Für K waren die Praktikumsstunden am Mittwoch immer ein Balanceakt zwischen seiner, wie ihm immer wieder gesagt wurde, anspruchsvollen Theorie und der ihn dann herausfordernden Praxis.
Als Hochschullehrer war er Gast der Praktikumsschule, und die Kolleginnen und Kollegen, die sich freiwillig für die Betreuung der Studierenden bereitgefunden hatten, waren auf keinen Fall zu düpieren. Vorteile hatten diese Idealisten keine. Was ihnen der Staat für ihre Tätigkeit vergütete, blieb unterhalb eines Almosens. Nur einmal hatte K einen Lehrer zurückgewiesen. Dessen Umgang mit den Kindern hätte einen sofortigen Ausschluss vom Schuldienst zur Folge haben müssen.
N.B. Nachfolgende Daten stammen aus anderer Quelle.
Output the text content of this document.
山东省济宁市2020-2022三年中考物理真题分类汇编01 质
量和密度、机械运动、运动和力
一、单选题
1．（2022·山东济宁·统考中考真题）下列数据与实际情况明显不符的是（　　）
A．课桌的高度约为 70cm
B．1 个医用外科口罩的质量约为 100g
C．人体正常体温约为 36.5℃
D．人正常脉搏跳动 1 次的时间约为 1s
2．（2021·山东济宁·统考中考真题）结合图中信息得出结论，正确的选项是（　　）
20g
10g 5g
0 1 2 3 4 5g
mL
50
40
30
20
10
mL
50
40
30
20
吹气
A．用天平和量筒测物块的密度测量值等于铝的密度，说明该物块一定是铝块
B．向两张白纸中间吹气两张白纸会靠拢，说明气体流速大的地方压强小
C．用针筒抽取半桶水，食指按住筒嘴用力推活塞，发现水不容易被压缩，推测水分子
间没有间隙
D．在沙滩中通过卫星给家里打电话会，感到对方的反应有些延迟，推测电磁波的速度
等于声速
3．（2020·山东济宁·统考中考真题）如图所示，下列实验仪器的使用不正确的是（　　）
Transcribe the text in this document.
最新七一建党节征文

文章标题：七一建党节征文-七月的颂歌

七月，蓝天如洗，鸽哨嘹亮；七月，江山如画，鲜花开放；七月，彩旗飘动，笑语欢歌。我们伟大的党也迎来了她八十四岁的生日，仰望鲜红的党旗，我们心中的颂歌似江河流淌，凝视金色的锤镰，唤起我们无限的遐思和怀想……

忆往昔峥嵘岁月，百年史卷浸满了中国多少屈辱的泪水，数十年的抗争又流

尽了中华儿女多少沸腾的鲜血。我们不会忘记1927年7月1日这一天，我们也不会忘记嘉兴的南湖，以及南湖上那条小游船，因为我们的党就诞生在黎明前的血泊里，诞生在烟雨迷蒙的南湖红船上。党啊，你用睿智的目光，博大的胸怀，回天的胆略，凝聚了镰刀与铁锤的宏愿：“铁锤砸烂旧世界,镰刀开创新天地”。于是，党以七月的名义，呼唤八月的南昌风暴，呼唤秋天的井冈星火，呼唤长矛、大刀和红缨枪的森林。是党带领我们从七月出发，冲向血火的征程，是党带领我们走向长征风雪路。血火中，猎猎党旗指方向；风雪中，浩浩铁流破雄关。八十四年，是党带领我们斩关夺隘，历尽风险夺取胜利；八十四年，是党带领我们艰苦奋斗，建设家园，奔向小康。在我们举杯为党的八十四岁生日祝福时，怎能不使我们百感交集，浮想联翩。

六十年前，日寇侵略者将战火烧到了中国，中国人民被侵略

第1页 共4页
Ihn als Sadisten zu bezeichnen, wäre noch geschmeichelt gewesen. Aber einen Beamten wird man in Deutschland kaum wieder los, auch dann nicht, wenn er zum Alptraum für Kinder wird.
Das Gelingen des Praktikums hing ganz entschieden von der Mentorin oder dem Mentor ab. In seltenen Fällen schlug K ein kollektives Misstrauen entgegen. Solche Praktiker mussten schon einmal schlechte Erfahrungen mit den pädagogischen Besserwissern aus dem Elfenbeinturm der Theorie gemacht haben. K hatte rasch begriffen, selbst als Zweifelnder und Lernender aufzutreten. Das kam gut an. Verstellen musste er sich dabei nicht, es entsprach seiner Überzeugung.
Noch mehr gewann er die Gunst der pädagogischen Dompteure vor Ort, wenn er selbst immer wieder einmal eine Probestunde hielt. Dabei kam ihm zugute, dass er nach seinem Pädagogikstudium selbst einmal Lehrer gewesen war.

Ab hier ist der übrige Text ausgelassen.